Spoelstra turned 38 mere days after his first game as a head coach in the 2008-09 opener. McDaniel turns 39 on Sunday and was hired at 38.
The two spent years working their way up from the bottom of organizations. Spoelstra got into the door with the Heat as a video coordinator in 1995 before a lengthy tenure as assistant coach that led him to become the successor to Pat Riley in 2008. McDaniel had his first NFL job as an unpaid internship with his hometown Denver Broncos before earning various offensive assistant roles with different teams, becoming San Francisco 49ers offensive coordinator in 2021 and now landing with the Dolphins.
But then there are the differences in the recent history of the franchises as they take the head role. Sure, Spoelstra took over the Heat after a dreadful 15-67 season, but the organizational foundation was there from Riley, he had superstar Dwyane Wade and the Heat won the NBA Finals two years earlier in 2006. McDaniel is taking over a team that hasn’t had a playoff win since the 2000 postseason.
If McDaniel can come close to Spoelstra’s success — with two rings and another as an assistant, plus 734 career regular and postseason NBA wins entering Saturday night’s game against the Philadelphia 76ers — he will be a hero in Miami for returning the Dolphins to relevance.
McDaniel, before spending this past week in Indianapolis for the NFL scouting combine, took in a Heat game on Feb. 26, a 133-129 win over the San Antonio Spurs. He was able to get a courtside view of Spoelstra managing a game, and if McDaniel wants to cross sports with coaching techniques, he may have picked up a few things from the patented “Heat Culture” under Spoelstra.
“It was impressive how composed he was,” McDaniel said on what he observed from FTX Arena in a conversation with the South Florida Sun Sentinel from the combine. “It was interesting when he chose to get up. You can tell he was a defensive-minded coach because that’s where a lot of his juice comes, is when we’re on defense.
“Between timeouts and his presence, he gives his players time to conduct themselves in timeouts. You can tell he works with his assistant coaches well, and the kind of talk that doesn’t get too high or too low. And then, when he goes in the huddle, everybody’s chatter stops, so you can tell that he commands their respect. All little things. … I think it’s interesting to watch coaches in other sports, how they conduct stuff, and I’ve obviously followed him from afar [before last weekend’s outing].”
Spoelstra wasn’t the only thing that impressed McDaniel. He found Heat fans to be savvy and committed to their team.

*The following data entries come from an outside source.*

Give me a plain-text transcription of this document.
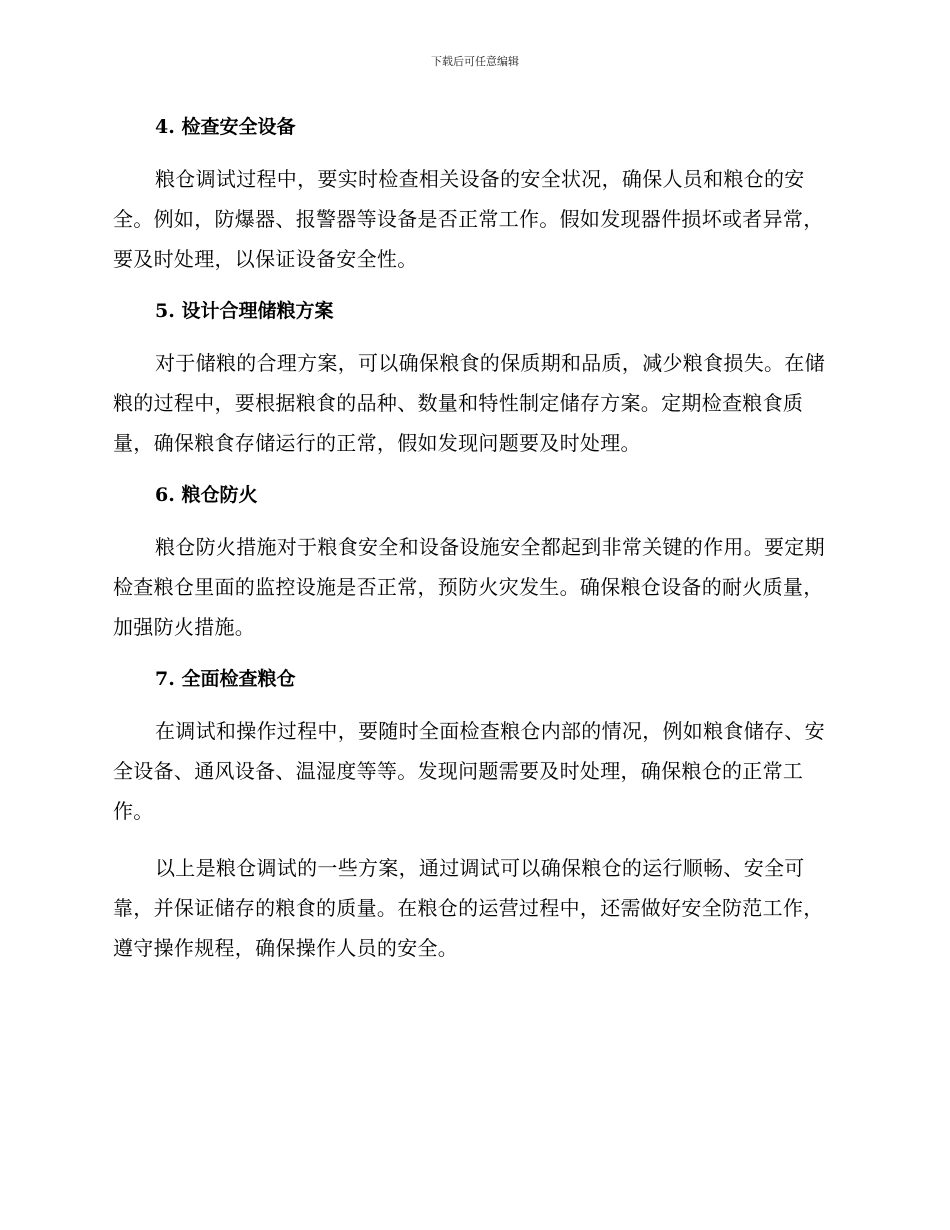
下载后可任意编辑
4. 检查安全设备

粮仓调试过程中，要实时检查相关设备的安全状况，确保人员和粮仓的安全。例如，防爆器、报警器等设备是否正常工作。假如发现器件损坏或者异常，要及时处理，以保证设备安全性。

5. 设计合理储粮方案

对于储粮的合理方案，可以确保粮食的保质期和品质，减少粮食损失。在储粮的过程中，要根据粮食的品种、数量和特性制定储存方案。定期检查粮食质量，确保粮食存储运行的正常，假如发现问题要及时处理。

6. 粮仓防火

粮仓防火措施对于粮食安全和设备设施安全都起到非常关键的作用。要定期检查粮仓里面的监控设施是否正常，预防火灾发生。确保粮仓设备的耐火质量，加强防火措施。

7. 全面检查粮仓

在调试和操作过程中，要随时全面检查粮仓内部的情况，例如粮食储存、安全设备、通风设备、温湿度等等。发现问题需要及时处理，确保粮仓的正常工作。

以上是粮仓调试的一些方案，通过调试可以确保粮仓的运行顺畅、安全可靠，并保证储存的粮食的质量。在粮仓的运营过程中，还需做好安全防范工作，遵守操作规程，确保操作人员的安全。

“The NBA season, there’s like 41 home games and it wasn’t a marquee matchup, but it was fully attended and the basketball fans knew what was going on — in terms of, there was a momentum [push from the Spurs and] they didn’t get freaked out,” McDaniel recalled.

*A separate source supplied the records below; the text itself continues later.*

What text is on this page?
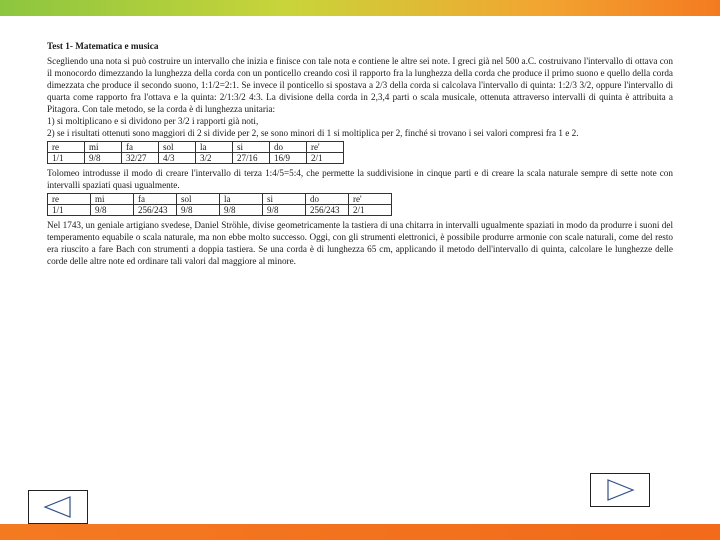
Test 1- Matematica e musica

Scegliendo una nota si può costruire un intervallo che inizia e finisce con tale nota e contiene le altre sei note. I greci già nel 500 a.C. costruivano l'intervallo di ottava con il monocordo dimezzando la lunghezza della corda con un ponticello creando così il rapporto fra la lunghezza della corda che produce il primo suono e quello della corda dimezzata che produce il secondo suono, 1:1/2=2:1. Se invece il ponticello si spostava a 2/3 della corda si calcolava l'intervallo di quinta: 1:2/3 3/2, oppure l'intervallo di quarta come rapporto fra l'ottava e la quinta: 2/1:3/2 4:3. La divisione della corda in 2,3,4 parti o scala musicale, ottenuta attraverso intervalli di quinta è attribuita a Pitagora. Con tale metodo, se la corda è di lunghezza unitaria:

1) si moltiplicano e si dividono per 3/2 i rapporti già noti,

2) se i risultati ottenuti sono maggiori di 2 si divide per 2, se sono minori di 1 si moltiplica per 2, finché si trovano i sei valori compresi fra 1 e 2.

re	mi	fa	sol	la	si	do	re'
1/1	9/8	32/27	4/3	3/2	27/16	16/9	2/1

Tolomeo introdusse il modo di creare l'intervallo di terza 1:4/5=5:4, che permette la suddivisione in cinque parti e di creare la scala naturale sempre di sette note con intervalli spaziati quasi ugualmente.

re	mi	fa	sol	la	si	do	re'
1/1	9/8	256/243	9/8	9/8	9/8	256/243	2/1

Nel 1743, un geniale artigiano svedese, Daniel Ströhle, divise geometricamente la tastiera di una chitarra in intervalli ugualmente spaziati in modo da produrre i suoni del temperamento equabile o scala naturale, ma non ebbe molto successo. Oggi, con gli strumenti elettronici, è possibile produrre armonie con scale naturali, come del resto era riuscito a fare Bach con strumenti a doppia tastiera. Se una corda è di lunghezza 65 cm, applicando il metodo dell'intervallo di quinta, calcolare le lunghezze delle corde delle altre note ed ordinare tali valori dal maggiore al minore.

The Heat trailed by 16 in the first quarter against a Spurs team that was sitting three of its top four scorers and playing on the road for a second consecutive night after two overtimes in Washington.
“The Heat team, I was sitting right next to the bench, and you can tell they were not panicked,” McDaniel said. “And the fans were like that too. So, I did take an element of that only happens when you’re just like, ‘This is something that happens. We’ll make our run.’ And sure enough, by halftime, it was a one-score game. So, I did take in this was a winning atmosphere.”
It was different from the hoops environment McDaniel was accustomed to with his hometown Denver Nuggets before they became a consistent contender with reigning MVP Nikola Jokic.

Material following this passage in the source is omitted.